Его дочь заметно изменилась для него, и не сказать, что в худшую сторону: она действительно доказала, что может сама накопить себе на квартиру и всего за пару лет усердной работы закрыть ипотеку; сама может провести ремонт и разобраться со всеми тонкостями электропроводки и может без его связей добиться высот в профессии, которую выбрала себе ещё в седьмом классе, поэтому она точно не пропадёт, но всегда может надеяться на него.
– Ты ведь сможешь прийти к съёмщикам, если они позвонят? – спросила Рената с надеждой.
– Конечно. Если что, то пусть позвонят мне.

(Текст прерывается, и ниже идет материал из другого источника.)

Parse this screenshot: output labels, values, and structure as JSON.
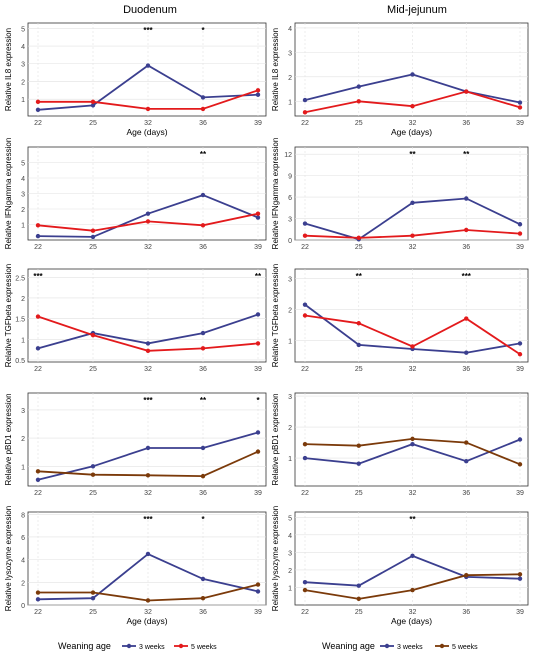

– Я уже оставила им твой номер телефона. Там замечательная пара с ребёнком.
– Не боишься за квартиру? Ребёнок ведь…
– У них ещё и два кота в придачу, – перебила Рената, – но нет, мы провели беседу, и в случае чего они берут ответственность на себя. Плюс это прописано в договоре.
– Мне бы такого арендодателя в молодости. Не планируешь завести себе домашнее животное, когда приедешь?
– Я читала, что это помогает.
Рената резко замолчала, а после прыснула смехом – нервным и практически беззвучным.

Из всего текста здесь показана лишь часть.